Saudi Arabia approved a program that offers permanent residency for some foreigners, the latest sign of how the quest for non-oil revenue is prompting Gulf Arab countries to rethink the role of expats in their societies.
Under the law, which allows foreigners to own property, those eligible can apply for an indefinite stay or a one-year renewable residency, according to the official Saudi Press Agency. The government will detail the program’s rules within 90 days.
The announcement is a landmark move in a region where many expats are subject to some of the world’s most restrictive residency rules, including the need for a local sponsor and permission to leave the country. The United Arab Emirates approved a plan to allow wealthy foreigners to apply for a 10-year stay, while Qatar passed a law that would grant some permanent residencies.
The Saudi move’s biggest beneficiaries will be thousands of wealthy Arabs, some of whom resided in the kingdom for decades “without being able to as much as own the homes they live in,” said Mazen Al-Sudairi, head of research at Al Rajhi Capital.
Millions of expats have greased the wheels of Gulf economies for decades as nationals flocked to high-paying government jobs and enjoyed generous state benefits. Yet the idea of allowing them to lay roots has been sometimes viewed as a threat to national identities in debates that echo current anti-immigration rhetoric in the West.

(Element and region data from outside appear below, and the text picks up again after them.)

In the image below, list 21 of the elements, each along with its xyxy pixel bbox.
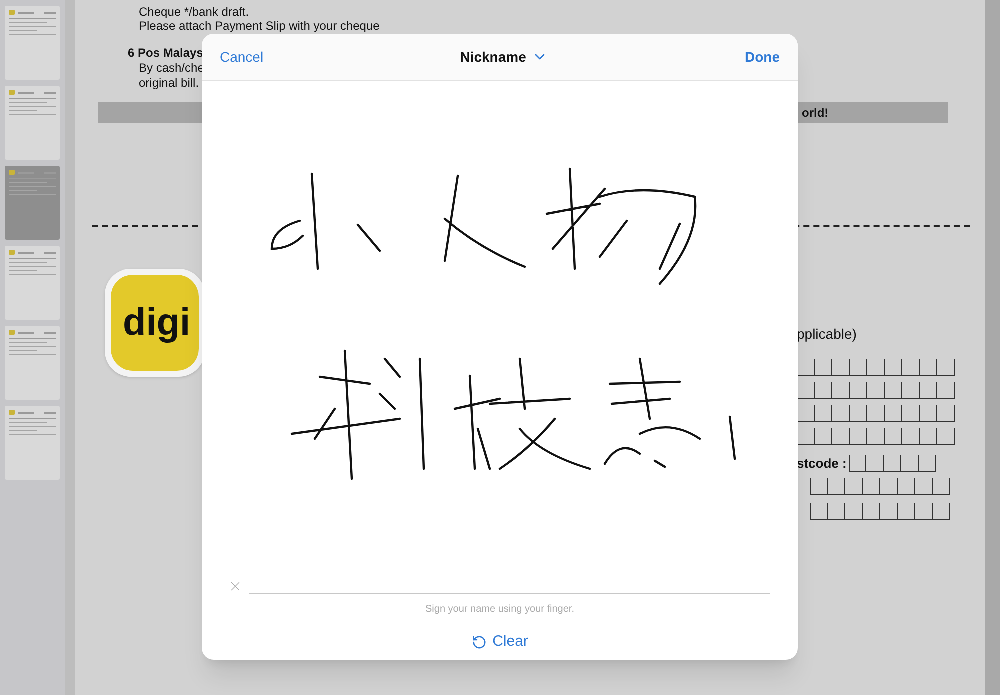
document-text: Cheque */bank draft. xyxy=(139,5,250,19)
form-text: pplicable) xyxy=(797,325,858,343)
page-thumbnail[interactable] xyxy=(5,166,60,240)
banner-text: orld! xyxy=(802,104,829,122)
done-button[interactable]: Done xyxy=(745,46,780,68)
page-thumbnail[interactable] xyxy=(5,6,60,80)
postcode-label: stcode : xyxy=(797,455,847,472)
cancel-button[interactable]: Cancel xyxy=(220,46,264,68)
undo-icon xyxy=(472,634,487,650)
logo-text: digi xyxy=(123,304,191,342)
page-thumbnail[interactable] xyxy=(5,326,60,400)
document-text: original bill. xyxy=(139,76,200,91)
page-thumbnail[interactable] xyxy=(5,86,60,160)
title-dropdown[interactable]: Nickname xyxy=(460,46,548,68)
page-thumbnail[interactable] xyxy=(5,406,60,480)
page-thumbnail[interactable] xyxy=(5,246,60,320)
document-text: Please attach Payment Slip with your cheque xyxy=(139,19,380,33)
clear-button[interactable]: Clear xyxy=(472,631,528,654)
document-text: By cash/che xyxy=(139,61,206,76)
signature-hint: Sign your name using your finger. xyxy=(426,603,574,617)
section-heading: 6 Pos Malays xyxy=(128,46,204,61)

While Saudi Arabia is seeking to encourage the affluent to stay, monthly fees imposed on foreign workers and their families, along with sluggish economic growth, have prompted hundreds of thousands to leave the country. The levy is designed to encourage private businesses to hire Saudi nationals.

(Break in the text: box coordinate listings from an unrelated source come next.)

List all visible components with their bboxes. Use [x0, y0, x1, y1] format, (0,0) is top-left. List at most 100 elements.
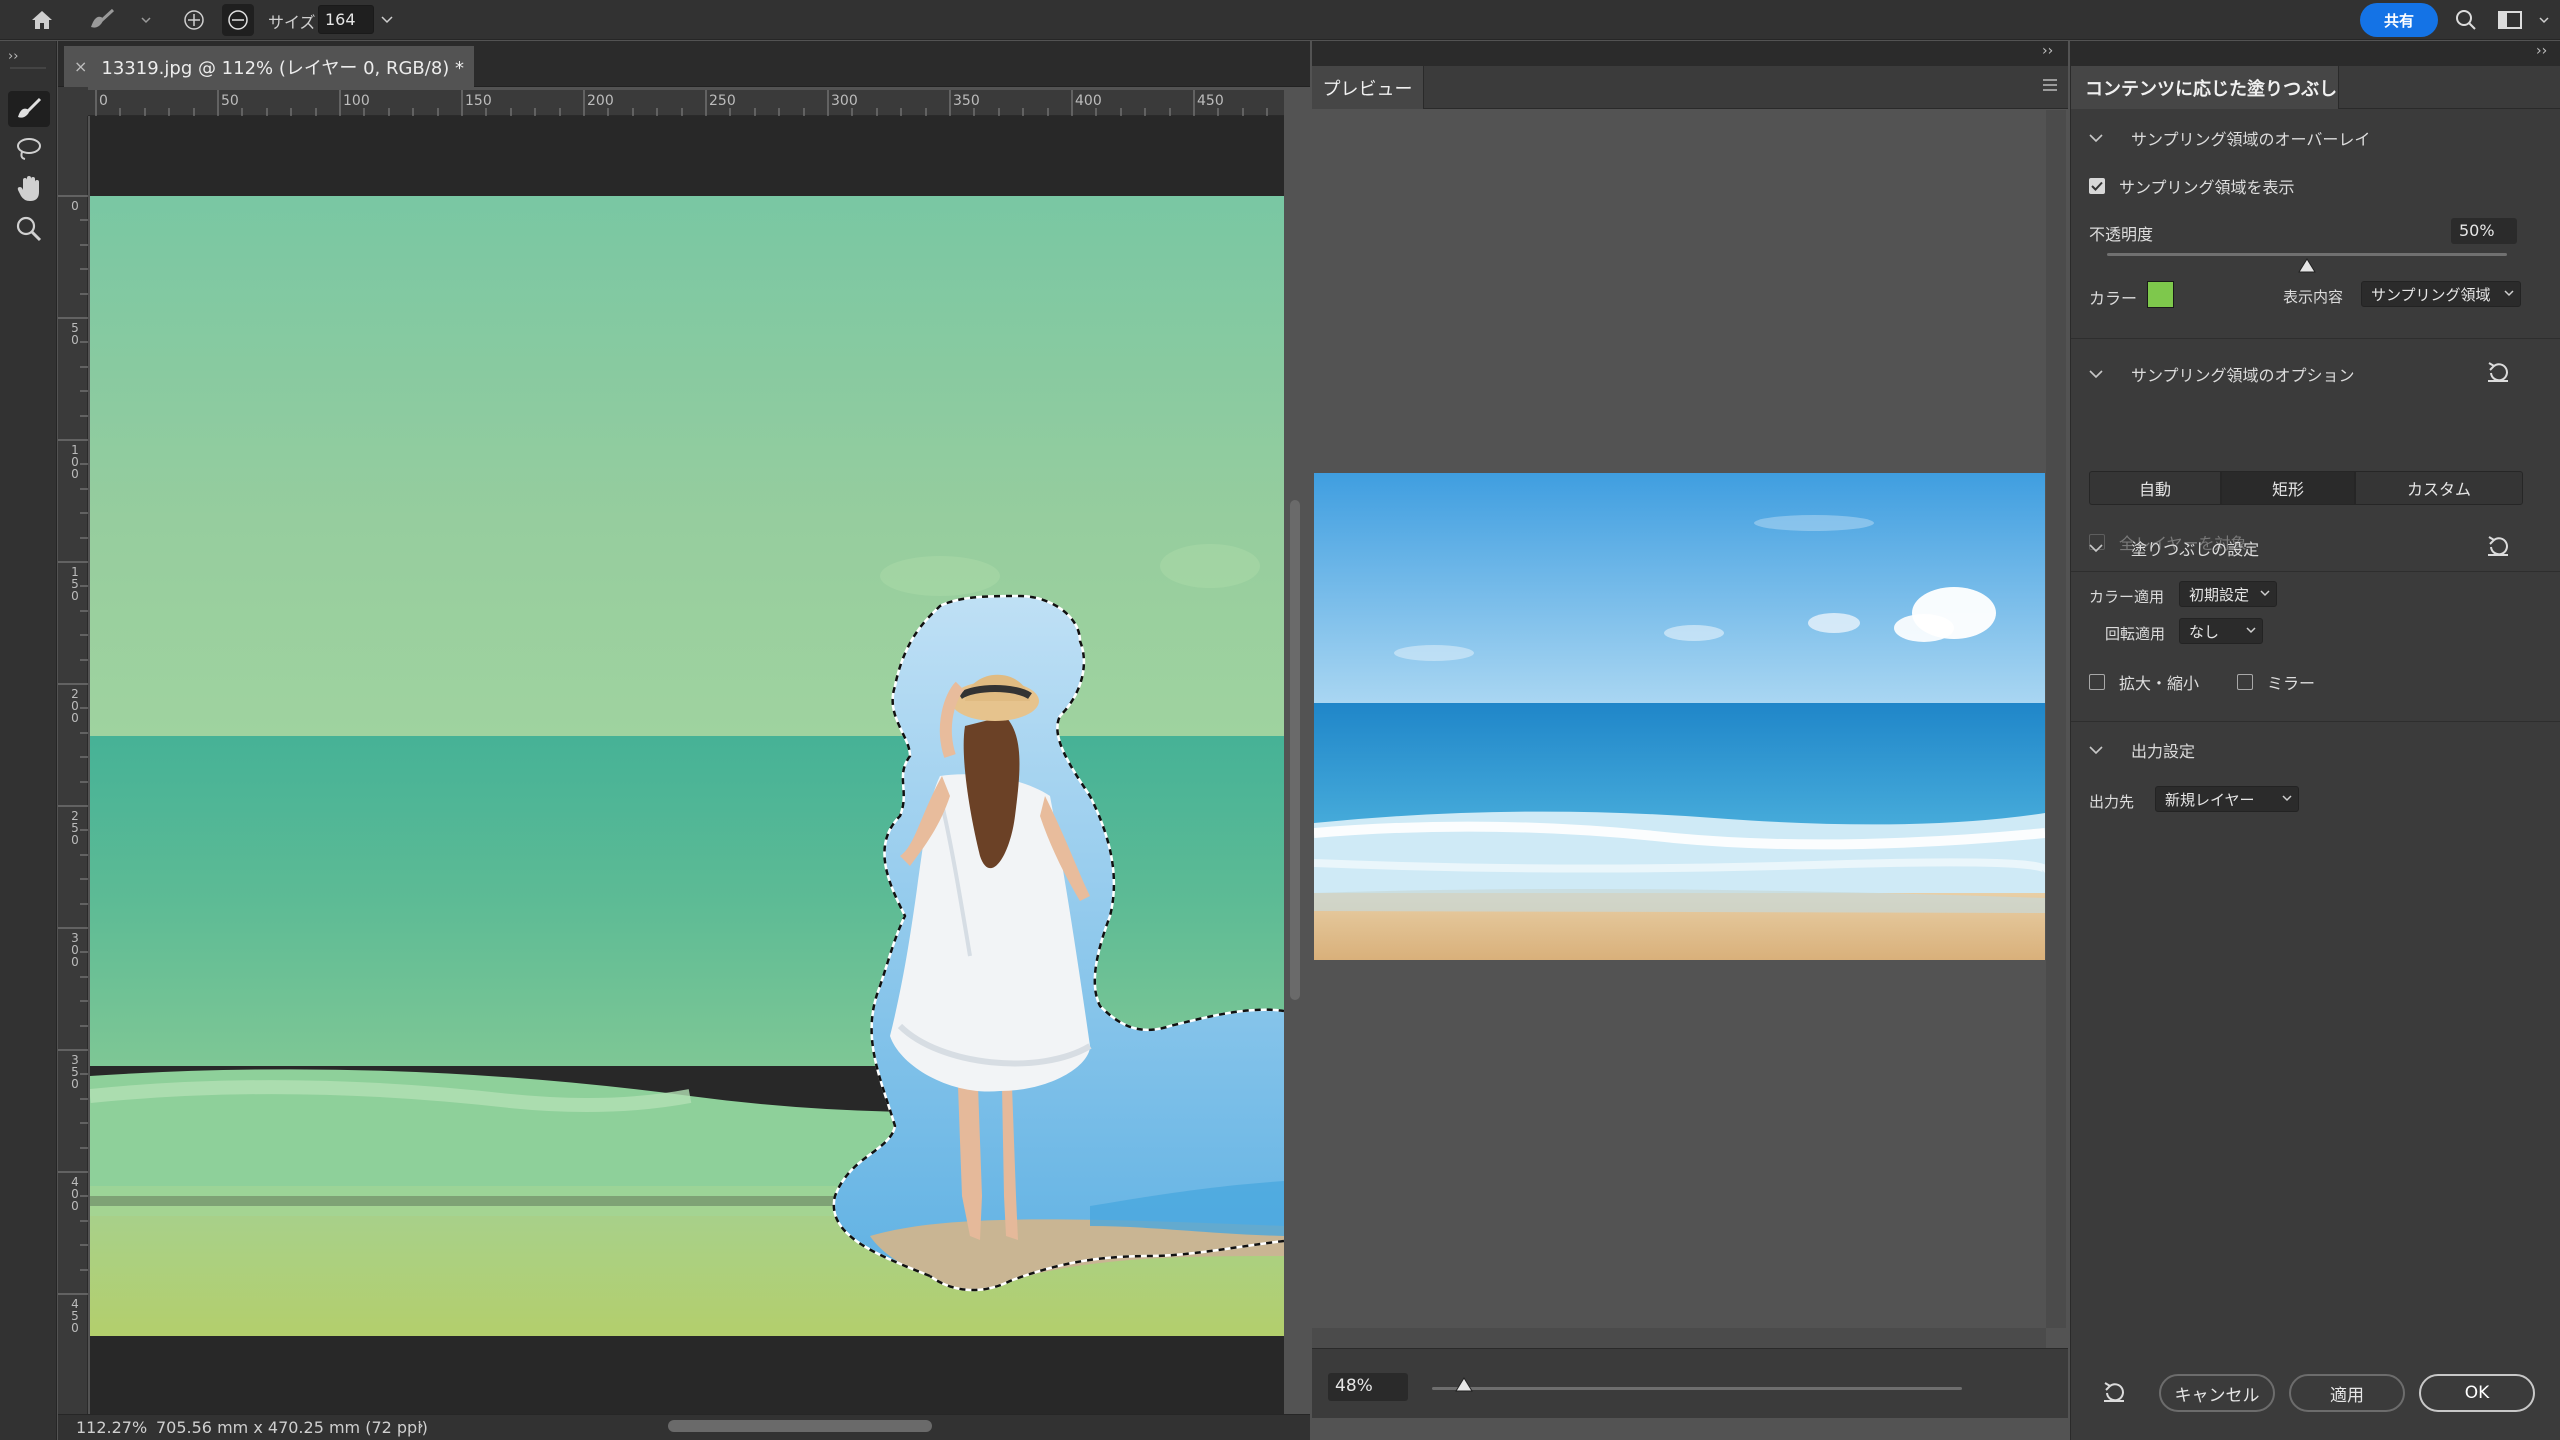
opacity-slider-track[interactable] — [2107, 253, 2507, 256]
collapse-panel-icon[interactable]: ›› — [2536, 43, 2547, 59]
preview-image — [1314, 473, 2045, 960]
chevron-down-icon — [2260, 589, 2270, 597]
tools-panel: ›› — [0, 41, 57, 1440]
section-header-overlay[interactable]: サンプリング領域のオーバーレイ — [2089, 126, 2370, 150]
mirror-label: ミラー — [2267, 674, 2316, 693]
display-dropdown[interactable]: サンプリング領域 — [2361, 281, 2521, 307]
show-sampling-row[interactable]: サンプリング領域を表示 — [2089, 174, 2295, 198]
chevron-down-icon[interactable] — [2089, 369, 2109, 379]
preview-vertical-scrollbar[interactable] — [2046, 110, 2066, 1328]
ruler-label: 0 — [71, 199, 79, 213]
zoom-slider-track[interactable] — [1432, 1387, 1962, 1390]
output-to-value: 新規レイヤー — [2165, 790, 2255, 809]
chevron-down-icon[interactable] — [2528, 4, 2560, 36]
rotation-dropdown[interactable]: なし — [2179, 618, 2263, 644]
mirror-row[interactable]: ミラー — [2237, 670, 2315, 694]
share-button[interactable]: 共有 — [2360, 3, 2438, 37]
ruler-label: 100 — [343, 93, 370, 109]
show-sampling-checkbox[interactable] — [2089, 178, 2105, 194]
apply-button[interactable]: 適用 — [2289, 1374, 2405, 1412]
expand-toolbar-icon[interactable]: ›› — [8, 49, 18, 64]
sampling-custom-button[interactable]: カスタム — [2355, 471, 2523, 505]
section-header-fill[interactable]: 塗りつぶしの設定 — [2089, 536, 2259, 560]
chevron-down-icon[interactable] — [2089, 543, 2109, 553]
ruler-label: 450 — [71, 1297, 79, 1335]
overlay-color-swatch[interactable] — [2147, 281, 2174, 308]
preview-zoom-bar: 48% — [1312, 1348, 2068, 1418]
color-adapt-label: カラー適用 — [2089, 588, 2165, 606]
chevron-down-icon[interactable] — [2089, 133, 2109, 143]
document-canvas[interactable] — [90, 196, 1284, 1336]
ruler-corner — [58, 87, 88, 116]
status-zoom: 112.27% — [76, 1418, 148, 1437]
sampling-auto-button[interactable]: 自動 — [2089, 471, 2221, 505]
cancel-button[interactable]: キャンセル — [2159, 1374, 2275, 1412]
size-input[interactable]: 164 — [318, 5, 374, 34]
chevron-down-icon — [2246, 626, 2256, 634]
canvas-vertical-scrollbar[interactable] — [1290, 500, 1300, 1000]
zoom-input[interactable]: 48% — [1328, 1373, 1408, 1401]
opacity-label: 不透明度 — [2089, 225, 2154, 244]
rotation-value: なし — [2189, 622, 2220, 641]
sampling-brush-tool-icon[interactable] — [8, 91, 50, 127]
search-icon[interactable] — [2450, 4, 2482, 36]
status-document-size: 705.56 mm x 470.25 mm (72 ppi) — [156, 1418, 428, 1437]
ruler-label: 200 — [71, 687, 79, 725]
ruler-label: 150 — [71, 565, 79, 603]
hand-tool-icon[interactable] — [8, 171, 50, 207]
scale-label: 拡大・縮小 — [2119, 674, 2200, 693]
ruler-label: 350 — [71, 1053, 79, 1091]
panel-title-tab[interactable]: コンテンツに応じた塗りつぶし — [2071, 66, 2339, 109]
workspace-icon[interactable] — [2494, 4, 2526, 36]
horizontal-ruler: 0 50 100 150 200 250 300 350 400 450 — [88, 90, 1284, 116]
section-divider — [2071, 571, 2560, 572]
chevron-down-icon[interactable] — [130, 4, 162, 36]
preview-horizontal-scrollbar[interactable] — [1312, 1328, 2046, 1348]
ok-button[interactable]: OK — [2419, 1374, 2535, 1412]
mirror-checkbox[interactable] — [2237, 674, 2253, 690]
section-header-output[interactable]: 出力設定 — [2089, 738, 2195, 762]
size-dropdown-button[interactable] — [376, 5, 398, 34]
ruler-label: 50 — [71, 321, 79, 347]
collapse-panel-icon[interactable]: ›› — [2042, 43, 2053, 59]
preview-panel-header: プレビュー — [1312, 66, 2068, 109]
close-icon[interactable]: × — [74, 57, 87, 76]
preview-panel-top-strip: ›› — [1312, 41, 2068, 66]
chevron-right-icon[interactable]: › — [418, 1418, 424, 1434]
brush-tool-preset-icon[interactable] — [86, 4, 118, 36]
document-tab[interactable]: × 13319.jpg @ 112% (レイヤー 0, RGB/8) * — [64, 46, 474, 87]
rotation-label: 回転適用 — [2105, 625, 2166, 643]
color-adapt-value: 初期設定 — [2189, 585, 2250, 604]
section-title: 出力設定 — [2131, 742, 2196, 761]
reset-fill-settings-icon[interactable] — [2485, 534, 2511, 558]
reset-options-icon[interactable] — [2485, 360, 2511, 384]
content-aware-fill-panel: コンテンツに応じた塗りつぶし サンプリング領域のオーバーレイ サンプリング領域を… — [2070, 66, 2560, 1440]
scale-checkbox[interactable] — [2089, 674, 2105, 690]
subtract-mode-icon[interactable] — [222, 4, 254, 36]
zoom-slider-thumb[interactable] — [1454, 1377, 1474, 1393]
output-to-dropdown[interactable]: 新規レイヤー — [2155, 786, 2299, 812]
opacity-input[interactable]: 50% — [2451, 218, 2517, 244]
reset-all-icon[interactable] — [2101, 1380, 2127, 1404]
section-header-options[interactable]: サンプリング領域のオプション — [2089, 362, 2355, 386]
lasso-tool-icon[interactable] — [8, 131, 50, 167]
ruler-label: 400 — [1075, 93, 1102, 109]
zoom-tool-icon[interactable] — [8, 211, 50, 247]
section-title: 塗りつぶしの設定 — [2131, 540, 2260, 559]
preview-tab[interactable]: プレビュー — [1312, 66, 1424, 109]
canvas-horizontal-scrollbar[interactable] — [668, 1420, 932, 1432]
ruler-label: 250 — [71, 809, 79, 847]
section-divider — [2071, 338, 2560, 339]
display-label: 表示内容 — [2283, 288, 2344, 306]
color-adapt-dropdown[interactable]: 初期設定 — [2179, 581, 2277, 607]
scale-row[interactable]: 拡大・縮小 — [2089, 670, 2199, 694]
opacity-slider-thumb[interactable] — [2297, 258, 2317, 274]
home-icon[interactable] — [26, 4, 58, 36]
sampling-rect-button[interactable]: 矩形 — [2221, 471, 2355, 505]
toolbar-grip — [10, 67, 46, 69]
panel-footer: キャンセル 適用 OK — [2071, 1352, 2560, 1440]
panel-menu-icon[interactable] — [2042, 78, 2058, 92]
section-title: サンプリング領域のオプション — [2131, 366, 2355, 385]
add-mode-icon[interactable] — [178, 4, 210, 36]
chevron-down-icon[interactable] — [2089, 745, 2109, 755]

The idea for a long-term Saudi residency program was first floated in 2016 by Crown Prince Mohammed bin Salman as a part of his plan to reduce the economy’s reliance on oil. The scheme will attract investors and enhance the economy’s competitiveness, Minister of Commerce Majid Al Qasabi said.
The program would not abolish the sponsorship system, only exempting certain privileged foreigners from it. They’ll be allowed to invest and buy residential, commercial or industrial property, according to local media.

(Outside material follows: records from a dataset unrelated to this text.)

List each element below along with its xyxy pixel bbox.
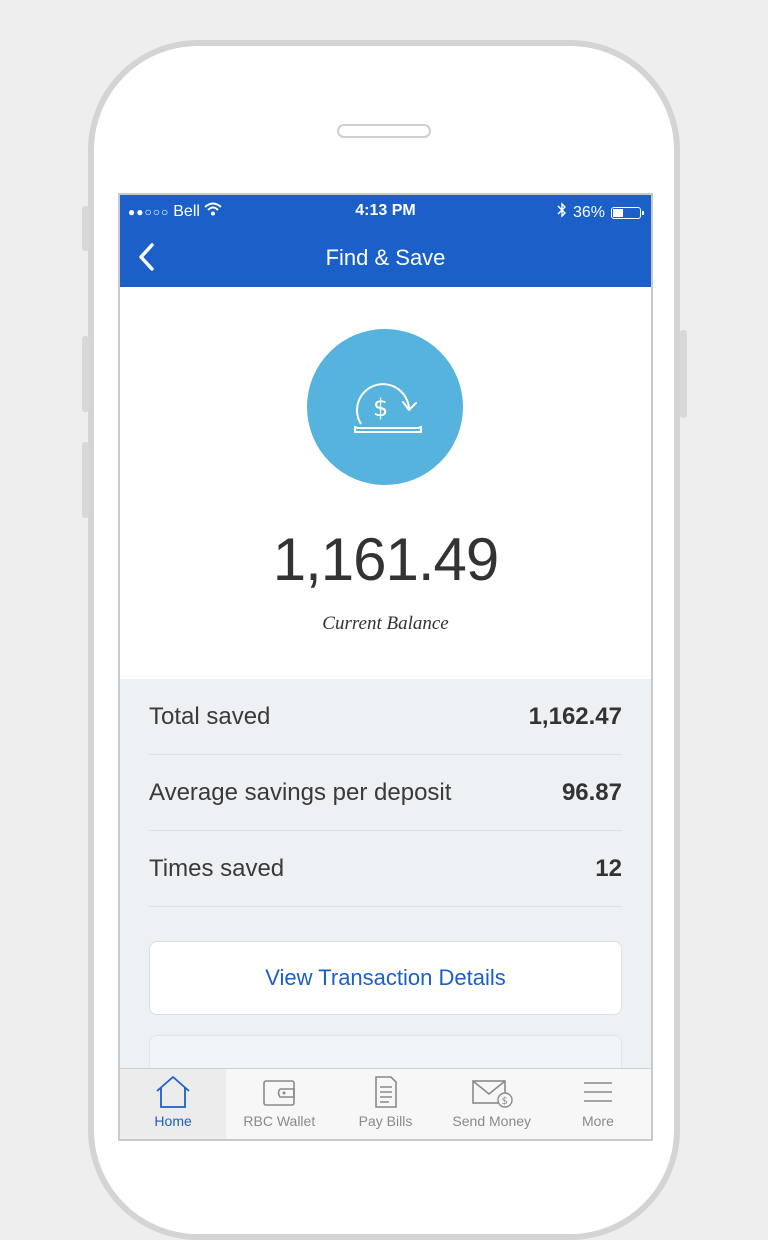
- hero-curve: [120, 631, 651, 676]
- bill-icon: [374, 1076, 397, 1108]
- stat-value: 12: [595, 854, 622, 882]
- tab-label: Pay Bills: [358, 1113, 413, 1129]
- stat-label: Times saved: [149, 854, 285, 882]
- stat-value: 1,162.47: [528, 702, 622, 730]
- power-button: [680, 330, 687, 418]
- home-icon: [156, 1076, 190, 1108]
- tab-rbc-wallet[interactable]: RBC Wallet: [226, 1069, 332, 1139]
- mute-switch: [82, 206, 89, 251]
- menu-icon: [583, 1082, 612, 1102]
- page-title: Find & Save: [325, 245, 446, 270]
- tab-more[interactable]: More: [545, 1069, 651, 1139]
- battery-fill: [613, 208, 624, 217]
- status-bar: ●●○○○ Bell 4:13 PM 36%: [120, 195, 651, 227]
- bluetooth-icon: [557, 202, 567, 223]
- app-screen: ●●○○○ Bell 4:13 PM 36% Find & Save $ 1,1…: [118, 193, 653, 1141]
- current-balance-amount: 1,161.49: [272, 526, 500, 593]
- stat-label: Average savings per deposit: [149, 778, 452, 806]
- balance-hero: $ 1,161.49 Current Balance: [120, 287, 651, 687]
- savings-dollar-icon: $: [307, 329, 463, 485]
- tab-send-money[interactable]: $ Send Money: [439, 1069, 545, 1139]
- wallet-icon: [263, 1080, 296, 1106]
- svg-text:$: $: [501, 1096, 507, 1107]
- send-money-icon: $: [471, 1080, 513, 1108]
- navigation-bar: Find & Save: [120, 227, 651, 287]
- battery-icon: [611, 206, 644, 219]
- volume-down-button: [82, 442, 89, 518]
- tab-label: More: [581, 1113, 614, 1129]
- stat-list: Total saved 1,162.47 Average savings per…: [149, 679, 622, 907]
- tab-home[interactable]: Home: [120, 1069, 227, 1139]
- status-right: 36%: [557, 202, 644, 223]
- tab-label: RBC Wallet: [243, 1113, 316, 1129]
- earpiece-speaker: [337, 124, 431, 138]
- battery-percent: 36%: [572, 203, 605, 221]
- view-transaction-details-button[interactable]: View Transaction Details: [149, 941, 622, 1015]
- stat-value: 96.87: [561, 778, 622, 806]
- stat-label: Total saved: [149, 702, 271, 730]
- tab-label: Home: [154, 1113, 192, 1129]
- svg-text:$: $: [373, 394, 388, 422]
- stat-row-times-saved: Times saved 12: [149, 831, 622, 907]
- tab-label: Send Money: [452, 1113, 532, 1129]
- tab-bar: Home RBC Wallet Pay Bills $ Send Money M…: [120, 1068, 651, 1139]
- stat-row-average-savings: Average savings per deposit 96.87: [149, 755, 622, 831]
- tab-pay-bills[interactable]: Pay Bills: [332, 1069, 438, 1139]
- volume-up-button: [82, 336, 89, 412]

The system is a "step in the right direction" rather than a "permanent solution," said Nasser Saidi, president of Nasser Saidi & Associates and former chief economist at the Dubai International Financial Centre.
"If you really want to move forward and innovate, the whole sponsorship system needs to be abolished," he said. "Only then you’ll have a truly dynamic economy and people would want to invest in the country instead of sending their money back home."